It is June, and the cold emails started two weeks ago. Every year around now my inbox fills up with two kinds of message. The first is from someone who just got a CS degree and wants to know how to land an engineering job. The second is from someone who wants to break into VC and thinks I have a door I can open. This year the two messages have started to sound the same. Both of them are asking, underneath the LinkedIn-polite phrasing, the same question. Is there still a way in?
Here's the deal. The answer is yes, but not through the door you are knocking on. That door got bricked up while you were in school.
The bottom rung got sawed off.
The numbers are ugly and I am not going to soften them. CS grad unemployment is sitting at 6.1% in 2026, roughly double philosophy majors, which is a sentence I never expected to type. Recent-grad unemployment hit 5.7% late last year, worse than any point in the 2008 crisis. Entry-level software roles are down about 30% year over year. Big tech hired more than 50% fewer fresh grads than it did three years ago, and only 7% of its new hires are recent grads at all.
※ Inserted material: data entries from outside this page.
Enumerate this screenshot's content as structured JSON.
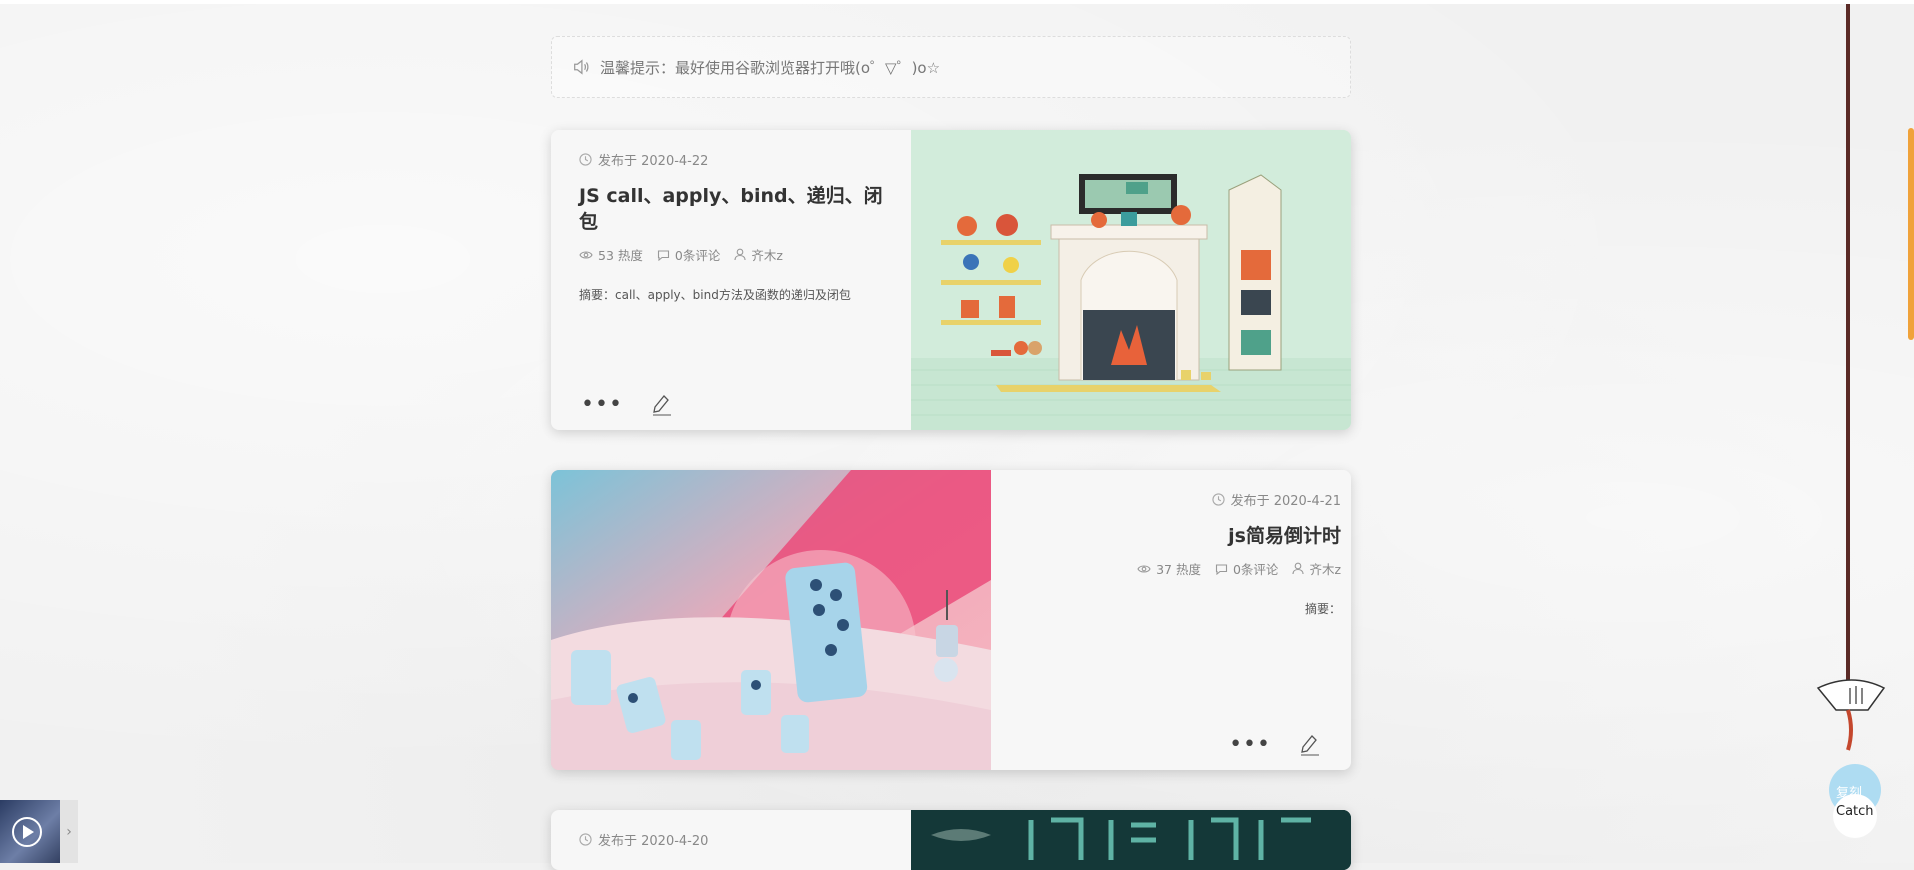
{
  "notice": {
    "text": "温馨提示：最好使用谷歌浏览器打开哦(o゜▽゜)o☆"
  },
  "posts": [
    {
      "date": "发布于 2020-4-22",
      "title": "JS call、apply、bind、递归、闭包",
      "views": "53 热度",
      "comments": "0条评论",
      "author": "齐木z",
      "summary": "摘要：call、apply、bind方法及函数的递归及闭包"
    },
    {
      "date": "发布于 2020-4-21",
      "title": "js简易倒计时",
      "views": "37 热度",
      "comments": "0条评论",
      "author": "齐木z",
      "summary": "摘要："
    },
    {
      "date": "发布于 2020-4-20"
    }
  ],
  "widget": {
    "catch_label": "Catch",
    "catch_copy": "复刻"
  },
  "colors": {
    "accent": "#f0a23a",
    "rope": "#5a2a26",
    "title": "#333333"
  },
  "icons": [
    "speaker-icon",
    "clock-icon",
    "eye-icon",
    "comment-icon",
    "user-icon",
    "more-icon",
    "edit-icon",
    "play-icon"
  ]
}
Stanford put a clean number on the cause. Employment for software developers aged 22 to 25 has fallen nearly 20% since 2024. Not the 45-year-old staff engineers. The 22-year-olds. The exact cohort whose job was to write the boilerplate, draft the tests, and implement the well-specified ticket. That work was your training ground. It is now the agent's default output.
So yeah. The first rung of the ladder, the one every one of us used to climb, is the rung the model now does for free.
The other ladder never had a bottom rung.
Now the email from the aspiring VC. I have some bad news that is also, weirdly, good news. Venture was never going to hand you an entry-level execution job, because venture barely has entry-level execution jobs. There is no on-cycle recruiting. There is no grunt tier that trains you up. Analyst seats are scarce, base comp runs $80K to $130K, and almost every one of them gets filled through somebody's network, not a job board.
For a decade that was the cruelty of VC. You could not get in without already being in. But here's the thing. The trait that always got people the seat is the trait that now matters everywhere else too. Funds do not hire the person who can run a discounted cash flow in their sleep. They hire the person who has been in the room with founders, who has shipped a product, who holds an actual opinion about why a company is good. Operators get the seat. Finance kids get the polite rejection.
Which means the two emails in my inbox have the same answer.
Not just another AI newsletter. MavSource aggregates updates from all major AI newsletters, podcasts, company news, AI labs, and hundreds of other sources — then summarizes what matters, analyzes emerging trends, and adds founder commentary. One 5-minute daily email. Free.
Both worlds now pay for taste, not for typing.
Here's the thing nobody put on your syllabus. The execution floor is gone in both careers. The agent writes the boilerplate. The model summarizes the deck. What does not commoditize is judgment, and judgment is the whole game now.
If you want the engineering seat, stop trying to out-type the agent on volume, because you will lose, and your interviewer already knows you will lose. Go build one real thing that one real person uses, in public, and be able to explain every line of it even though an agent wrote half. That is proof of taste, and taste is the scarce input. Pick the edges the model is still bad at: distributed systems that actually fail in anger, security work that needs an adversary's brain, evals, hard domain depth. The generalist who knows Python is the commodity. The person who can decompose a vague problem and direct three agents at it is the hire.
If you want the VC seat, the move is identical. Be in the room. Build something, even a small thing that flops, so you have lived the founder's side once. Write your thesis in public until a partner stumbles on it. Source one deal nobody else saw. At the bottom of venture, sourcing beats analysis, and analysis is the part the model does anyway. Your edge is not a tool you can run. It is a perspective only you have, because you were somewhere specific and you paid attention.
And no, this is not all doom. IBM just tripled its entry-level hiring. CS starting salaries actually went up 7% to $81,535 for the people who landed. The outcomes are splitting hard, and LeetCode reps are not what decides which side you land on. The people getting offers can point at something they shipped. They have taste, and they can prove it.
I crossed under the old rules.
I made my own crossing on the old ladder. SWE to VC, a couple years ago. I had the junior engineering years that do not really exist anymore, the boilerplate grind that quietly taught me what good looks like, the exact grind a model would happily do for me today. So when I tell you to enter at a higher altitude, I am telling you to skip the stairs I climbed.
Frankly, I am not sure that is even possible. I am not sure I would get in today under the rules I am handing you. But I have never met anyone good who got there by typing fast. They got there by having something to say, and somewhere they had actually been.
So go be somewhere. Build the small thing. Hold the opinion. The door you were knocking on is bricked up. The wall right next to it is thinner than it looks.